Before discussing what we might do with these texts as the guardians of young eyes and the disciple-makers of those young in the faith, I feel compelled to state what we absolutely must not do.
We must not deny any part of the canon of Scripture either explicitly via proposition or implicitly through neglect.
The historic and orthodox position of Christ’s church maintains the entirety of Scripture as the revelation of God. Whether or not such a thought synchronizes with contemporary sophisticated sensibilities makes no difference. I seriously doubt Jesus plans to ask many of us about our level of sophistication on Judgment Day. We seek not sophistication but faithfulness to Christ and accuracy in our explanations of what the Holy Spirit reveals in Scripture.

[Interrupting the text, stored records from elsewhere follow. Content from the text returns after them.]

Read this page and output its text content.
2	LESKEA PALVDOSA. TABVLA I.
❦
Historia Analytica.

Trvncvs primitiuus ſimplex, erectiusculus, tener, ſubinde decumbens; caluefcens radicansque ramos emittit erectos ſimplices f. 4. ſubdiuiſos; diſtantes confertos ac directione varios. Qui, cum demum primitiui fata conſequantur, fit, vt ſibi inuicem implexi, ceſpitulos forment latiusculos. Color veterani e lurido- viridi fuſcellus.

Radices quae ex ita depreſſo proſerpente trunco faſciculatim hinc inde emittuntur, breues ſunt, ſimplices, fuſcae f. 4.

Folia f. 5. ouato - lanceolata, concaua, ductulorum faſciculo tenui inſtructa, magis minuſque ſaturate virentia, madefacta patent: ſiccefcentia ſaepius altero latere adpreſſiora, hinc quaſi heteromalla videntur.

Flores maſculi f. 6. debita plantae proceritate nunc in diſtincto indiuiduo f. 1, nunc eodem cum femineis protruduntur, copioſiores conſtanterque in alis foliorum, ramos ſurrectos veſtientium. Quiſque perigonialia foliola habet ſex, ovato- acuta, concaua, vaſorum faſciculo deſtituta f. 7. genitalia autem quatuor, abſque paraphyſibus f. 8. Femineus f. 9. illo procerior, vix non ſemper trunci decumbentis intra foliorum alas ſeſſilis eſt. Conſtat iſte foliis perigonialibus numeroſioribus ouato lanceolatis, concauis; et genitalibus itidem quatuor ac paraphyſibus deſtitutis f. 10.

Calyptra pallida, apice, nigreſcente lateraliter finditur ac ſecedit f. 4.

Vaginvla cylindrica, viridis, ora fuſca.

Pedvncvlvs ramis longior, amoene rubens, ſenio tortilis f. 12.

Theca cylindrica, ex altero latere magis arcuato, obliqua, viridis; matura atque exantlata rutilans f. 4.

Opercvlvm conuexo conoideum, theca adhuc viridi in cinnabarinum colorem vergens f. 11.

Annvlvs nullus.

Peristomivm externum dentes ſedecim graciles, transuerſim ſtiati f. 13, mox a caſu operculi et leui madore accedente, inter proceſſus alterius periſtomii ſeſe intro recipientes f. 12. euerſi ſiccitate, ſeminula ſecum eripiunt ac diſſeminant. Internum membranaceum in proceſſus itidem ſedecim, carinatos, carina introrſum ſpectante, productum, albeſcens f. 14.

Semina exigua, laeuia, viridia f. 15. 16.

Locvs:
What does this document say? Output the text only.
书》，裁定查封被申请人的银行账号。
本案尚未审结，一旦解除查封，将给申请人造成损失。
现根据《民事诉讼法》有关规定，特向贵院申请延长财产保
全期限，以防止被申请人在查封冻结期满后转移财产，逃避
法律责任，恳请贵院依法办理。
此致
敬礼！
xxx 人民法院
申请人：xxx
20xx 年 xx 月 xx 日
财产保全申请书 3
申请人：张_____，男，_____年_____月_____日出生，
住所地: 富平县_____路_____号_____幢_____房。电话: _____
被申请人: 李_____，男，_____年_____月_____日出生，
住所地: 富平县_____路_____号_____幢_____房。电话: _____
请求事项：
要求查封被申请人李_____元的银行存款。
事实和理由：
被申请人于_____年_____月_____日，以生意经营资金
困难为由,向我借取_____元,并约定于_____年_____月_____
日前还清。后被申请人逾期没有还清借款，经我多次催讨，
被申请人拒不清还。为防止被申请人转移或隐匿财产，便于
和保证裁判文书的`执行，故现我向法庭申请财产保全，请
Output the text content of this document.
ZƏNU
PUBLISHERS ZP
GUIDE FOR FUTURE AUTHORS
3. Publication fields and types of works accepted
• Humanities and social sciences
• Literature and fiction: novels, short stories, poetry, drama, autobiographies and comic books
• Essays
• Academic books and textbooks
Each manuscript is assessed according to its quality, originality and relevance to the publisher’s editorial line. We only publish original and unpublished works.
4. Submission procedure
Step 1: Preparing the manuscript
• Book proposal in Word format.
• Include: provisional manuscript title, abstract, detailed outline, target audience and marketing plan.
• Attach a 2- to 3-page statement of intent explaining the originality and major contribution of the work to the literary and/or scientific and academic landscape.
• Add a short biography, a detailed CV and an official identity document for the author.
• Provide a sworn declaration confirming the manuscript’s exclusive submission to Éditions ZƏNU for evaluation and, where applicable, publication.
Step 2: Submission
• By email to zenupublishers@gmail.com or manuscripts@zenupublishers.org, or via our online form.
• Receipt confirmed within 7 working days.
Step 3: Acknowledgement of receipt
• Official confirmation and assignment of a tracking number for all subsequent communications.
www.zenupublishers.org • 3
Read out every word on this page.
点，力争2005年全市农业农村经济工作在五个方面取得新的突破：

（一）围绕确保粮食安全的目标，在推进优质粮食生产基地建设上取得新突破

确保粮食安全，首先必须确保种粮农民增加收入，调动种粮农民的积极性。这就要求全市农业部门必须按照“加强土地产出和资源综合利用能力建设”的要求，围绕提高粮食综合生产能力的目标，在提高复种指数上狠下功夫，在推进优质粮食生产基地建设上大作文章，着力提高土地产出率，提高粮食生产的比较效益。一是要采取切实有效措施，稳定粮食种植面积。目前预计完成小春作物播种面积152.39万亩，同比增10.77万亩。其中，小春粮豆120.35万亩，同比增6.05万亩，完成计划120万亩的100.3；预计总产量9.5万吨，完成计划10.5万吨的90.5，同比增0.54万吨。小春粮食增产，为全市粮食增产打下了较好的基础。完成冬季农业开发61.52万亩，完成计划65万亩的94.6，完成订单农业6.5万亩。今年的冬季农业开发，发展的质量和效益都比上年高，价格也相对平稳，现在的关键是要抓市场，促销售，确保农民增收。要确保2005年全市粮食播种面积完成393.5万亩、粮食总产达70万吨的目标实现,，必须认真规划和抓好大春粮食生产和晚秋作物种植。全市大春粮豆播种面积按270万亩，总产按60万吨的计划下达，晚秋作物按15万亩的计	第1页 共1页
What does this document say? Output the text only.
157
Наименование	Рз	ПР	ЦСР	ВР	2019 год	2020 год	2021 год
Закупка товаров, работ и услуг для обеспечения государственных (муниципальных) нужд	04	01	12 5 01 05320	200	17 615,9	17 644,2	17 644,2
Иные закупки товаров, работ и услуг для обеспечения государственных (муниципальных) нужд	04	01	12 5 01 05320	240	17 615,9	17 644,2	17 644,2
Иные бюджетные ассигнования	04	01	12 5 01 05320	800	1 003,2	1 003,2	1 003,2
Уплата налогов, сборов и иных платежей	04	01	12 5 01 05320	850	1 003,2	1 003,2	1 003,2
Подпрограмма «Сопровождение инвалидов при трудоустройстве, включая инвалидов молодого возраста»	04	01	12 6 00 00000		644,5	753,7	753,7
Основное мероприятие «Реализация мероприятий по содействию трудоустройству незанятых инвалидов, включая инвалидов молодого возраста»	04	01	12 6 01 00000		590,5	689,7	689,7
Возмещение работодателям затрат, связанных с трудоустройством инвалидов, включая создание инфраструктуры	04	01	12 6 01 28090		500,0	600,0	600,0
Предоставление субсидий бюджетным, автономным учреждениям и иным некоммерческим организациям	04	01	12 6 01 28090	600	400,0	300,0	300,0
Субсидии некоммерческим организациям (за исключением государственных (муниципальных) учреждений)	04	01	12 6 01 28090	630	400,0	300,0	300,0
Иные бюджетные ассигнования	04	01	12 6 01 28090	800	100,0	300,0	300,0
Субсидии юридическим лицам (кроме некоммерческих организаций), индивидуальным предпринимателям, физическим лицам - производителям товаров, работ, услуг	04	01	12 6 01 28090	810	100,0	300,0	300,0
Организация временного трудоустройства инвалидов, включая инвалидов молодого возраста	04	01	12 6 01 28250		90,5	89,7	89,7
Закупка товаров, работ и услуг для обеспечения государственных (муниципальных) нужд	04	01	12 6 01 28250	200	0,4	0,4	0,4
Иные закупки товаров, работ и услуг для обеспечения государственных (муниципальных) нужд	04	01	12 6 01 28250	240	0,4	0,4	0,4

In these types of texts considered, the Holy Spirit reveals, above all, two major things: the atrocity of sin, and God’s sight of it.
So what do we do with young eyes?
First of all, I think we do not let such stories become cute or entertaining. Every young boy loves to hear about Samson because he reminds us of the Hulk. God’s gift of strength to him stands as unique in the Bible, but Samson’s lack of self-control and discernment reaches mind-blowing heights. Should we teach the story as primarily being about a strong man to entertain young boys? Probably not. I do not think the Spirit included the Samson narrative to entertain us or make the man into a moral exemplar. Instead, perhaps he desired we see the scope of sin in a chosen leader and the graciousness of God despite the shipwreck of Samson’s life.
Second, we do live in a world in which sex and violence create daily headlines in the news. As a child, I spent many summer days at my grandmother’s house, and she watched the local news at every airing, morning, evening, and late night. I never lacked for intake of bad news regarding violent crime and the like. We live in a world in which coming to terms with these things stands as part of the process of maturation. However, with parts such as these included in the canon of Scripture, we have the ability to see how the Bible relates these sorts of things and gain a normative biblical perspective on them. Using Scripture in this way, we help prepare our children for the sorts of similar events they might encounter in real life. We show them Scripture does not prove a stranger to such matters. It helps us process the mire of humanity’s sinfulness before God toward itself. When a child reaches a level of maturity allowing him or her to handle such things, a parent might find profit in working through some of these texts.
For those adults young in the faith, these texts reveal nothing we see in the world escapes the sight of God. God saw when Judah went into Tamar. He relates to us Joab’s violent and treacherous ways, and he revealed how Joab’s life ended. The events in these texts never stymie God in his quest to save a people for himself. He shows his people the depth of their sexual and violent depravity, and in Christ, conquers all of it either through his wrath poured onto the Son himself in the crucifixion or the Son’s return in Revelation to cast all evil into the lake of fire. These attempts to usurp the goodness and glory of God in his creation ultimately misfire as he brings them under the feet of Christ.
Approach these texts prayerfully. Approach these texts cautiously. Approach them with the help of a pastor from your church. Approach them with your children using discernment. But whatever you do, approach them.